C’est le cadre d’une école de Nansouty qui a été choisi par la municipalité, ce lundi, pour présenter son plan de lutte contre l’usage du plastique.

 

Très présent dans les établissements scolaires, notamment les cantines, ce matériaux représente une source de pollution considérable pour l’air, la terre et les mers. Un rapport du WWF estimait qu’en 2016, un bon tiers des déchets plastiques, soit une centaine de millions de tonnes par an, échappait à tout traitement (mise en décharge, incinération, recyclage) et partait se perdre dans la nature. Plus terrifiant encore, comme l’a rappelé ce lundi Anne Walryck, l’adjointe au maire de Bordeaux en charge de la transition écologique,”le plastique serait aujourd’hui responsable de la disparition de 100 000 espèces marines“.
Pour arrêter l’hémorragie, le Maire de Bordeaux, Nicolas Florian et ses collaborateurs ont mis sur pied un plan d’action visant à bannir l’usage des plastiques à l’échelle locale, dans la continué de la loi EGalim .

 

Parmi les mesures concrètes annoncées, figurent aussi l’éradication de produits plastiques à usage unique dans les achats publics, l’encadrement plus strict des événements culturels et sportifs organisés à Bordeaux, ou encore le conditionnement des aides financières versées aux associations à un engagement dans une démarche zéro plastique.

Le SIVU ” une référence nationale”

Par devoir d’exemplarité, la municipalité prévoit de bannir le plastique des collectivités et notamment des établissements recevant du public, à l’image des crèches, et des écoles. “Dans la façon dont on prépare, réchauffe, achemine , il faut qu’on arrive à appliquer ce principe très vertueux” a ainsi martelé Nicolas Florian, en pointant le SIVU.

 

Dans ces grandes cuisines de restauration collective, qui livrent chaque jours près de 23 000 repas aux écoles et pôles senior de Bordeaux et Merignac,  12 à 15000 barquettes sont utilisées quotidiennement. ” Ces dernières étaient jusqu’il y à quelques semaines en plastique.
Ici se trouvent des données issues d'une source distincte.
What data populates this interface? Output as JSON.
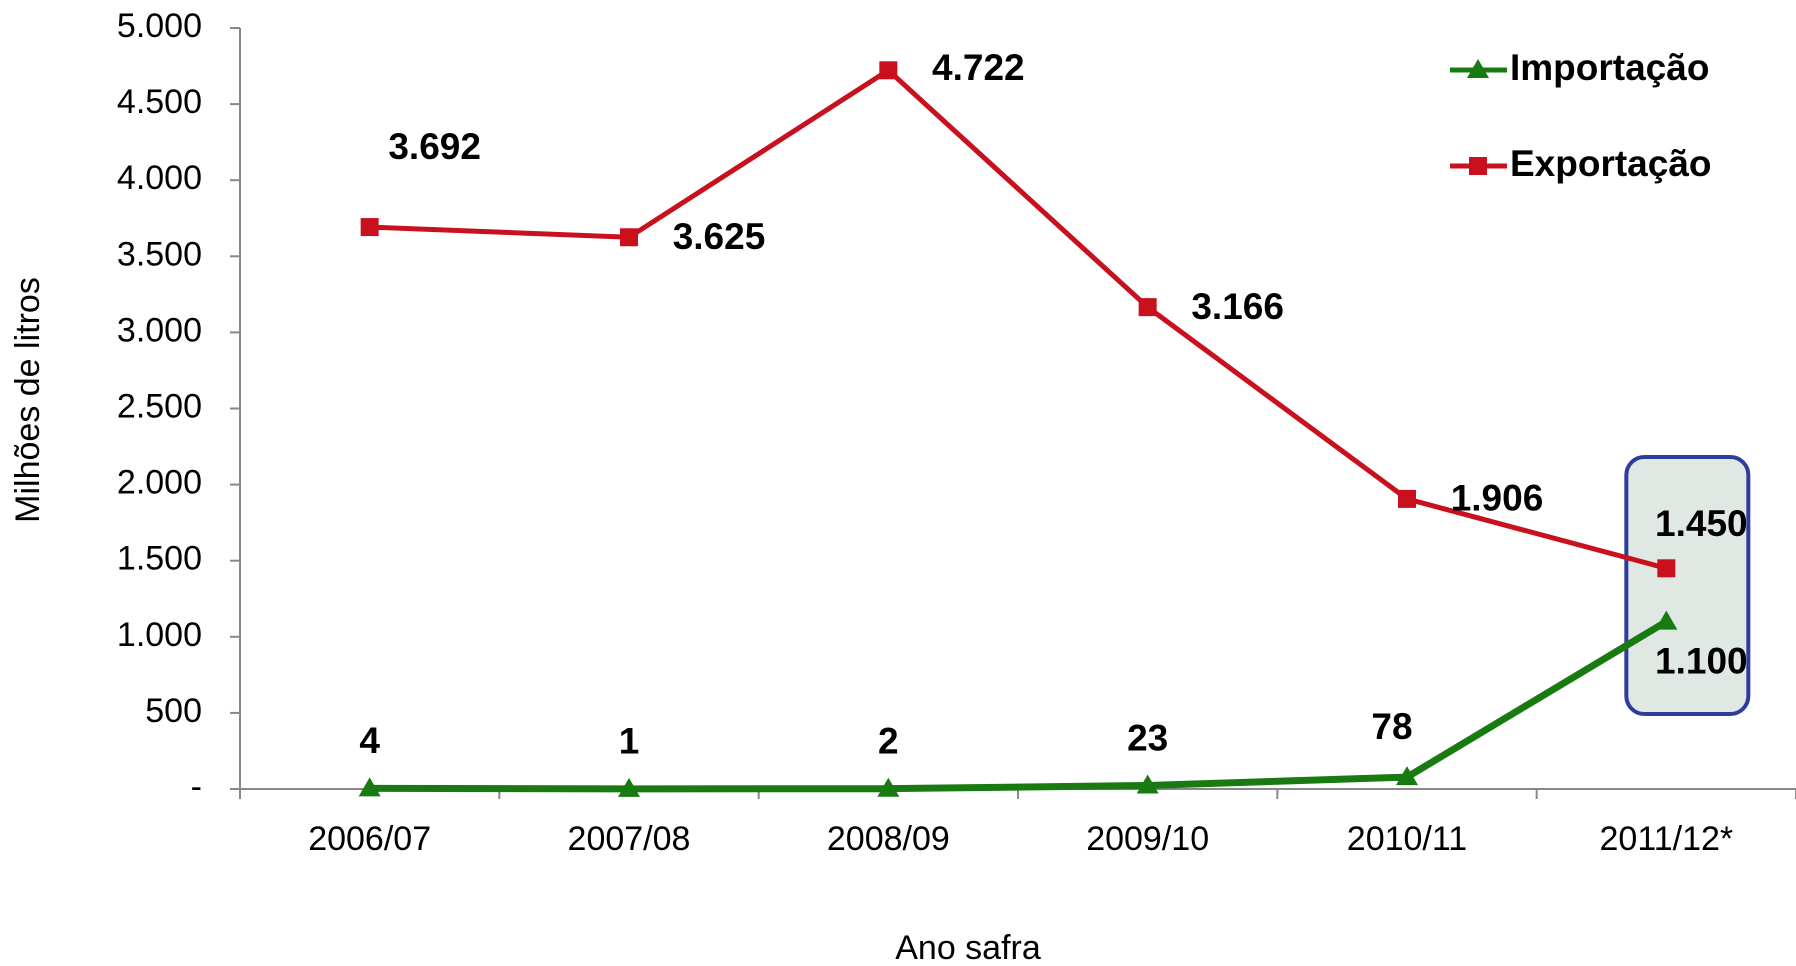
{
  "chart_data": {
    "type": "line",
    "x_label": "Ano safra",
    "y_label": "Milhões de litros",
    "categories": [
      "2006/07",
      "2007/08",
      "2008/09",
      "2009/10",
      "2010/11",
      "2011/12*"
    ],
    "series": [
      {
        "name": "Importação",
        "color": "#1a7a12",
        "marker": "triangle",
        "values": [
          4,
          1,
          2,
          23,
          78,
          1100
        ],
        "value_labels": [
          "4",
          "1",
          "2",
          "23",
          "78",
          "1.100"
        ]
      },
      {
        "name": "Exportação",
        "color": "#c8101e",
        "marker": "square",
        "values": [
          3692,
          3625,
          4722,
          3166,
          1906,
          1450
        ],
        "value_labels": [
          "3.692",
          "3.625",
          "4.722",
          "3.166",
          "1.906",
          "1.450"
        ]
      }
    ],
    "ylim": [
      0,
      5000
    ],
    "yticks": [
      {
        "value": 0,
        "label": "-"
      },
      500,
      {
        "value": 1000,
        "label": "1.000"
      },
      {
        "value": 1500,
        "label": "1.500"
      },
      {
        "value": 2000,
        "label": "2.000"
      },
      {
        "value": 2500,
        "label": "2.500"
      },
      {
        "value": 3000,
        "label": "3.000"
      },
      {
        "value": 3500,
        "label": "3.500"
      },
      {
        "value": 4000,
        "label": "4.000"
      },
      {
        "value": 4500,
        "label": "4.500"
      },
      {
        "value": 5000,
        "label": "5.000"
      }
    ],
    "legend_position": "upper right"
  }
}
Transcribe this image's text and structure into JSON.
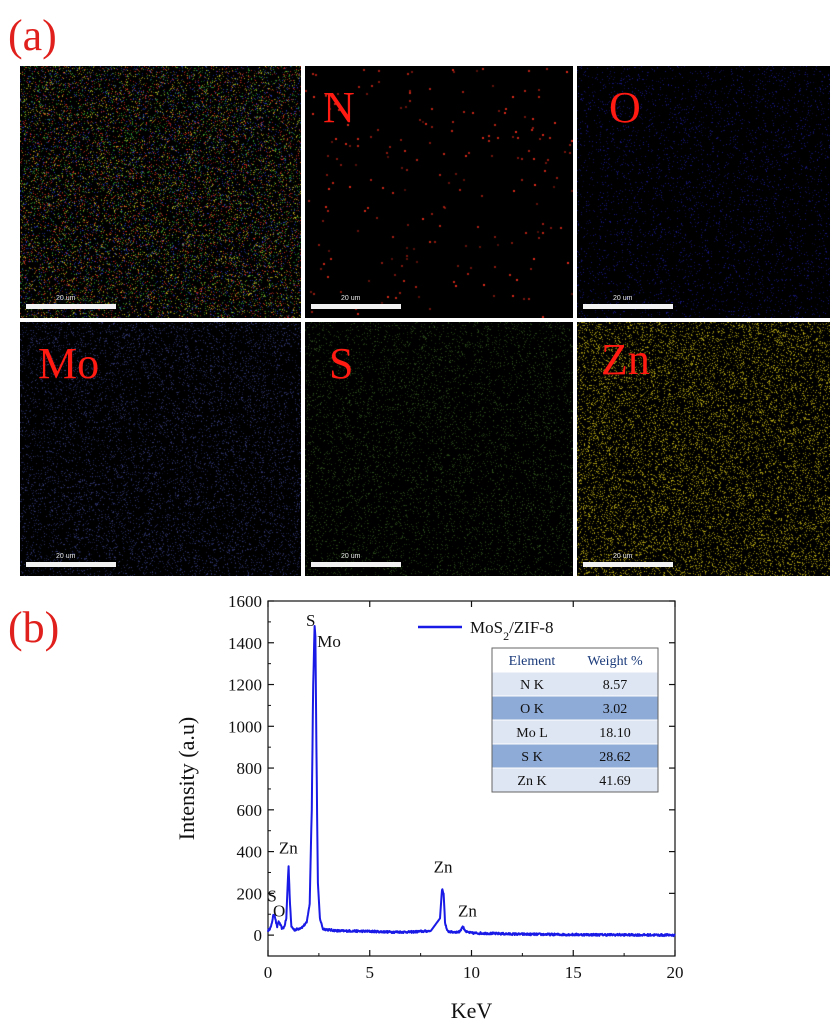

Nous avons commencé à les remplacer par des barquettes en cellulose bio sourcé et bio compostable“, a annoncé Emmanuelle Cuny, chargée de l’éducation, de la restauration collective et de l’alimentation bio. Et d’ajouter “ ce sera sans doute transitoire, nous trouverons peut être quelques choses d’autre dans quelques mois voir quelques années“.

 

Cette opération, qui permettra la suppression de 70 tonnes de plastique par an, n’est pas sans coût. Et pour cause, puisque ces nouveaux dispositifs engendreront un surcoût de 50%, soit un budget additionnel de 150 000 euros.

 

Des alternatives au plastique ont également été trouvées notamment pour la cuisson qui se fait désormais dans des bacs en inox, et pour le service, avec l’utilisation de verres en verre, d’assiettes en ceramique  et les pichets en inox.”Le SIVU est aujourd’hui précurseur sur ces sujets, une véritable référence nationale“,  a conclu Madame Cuny.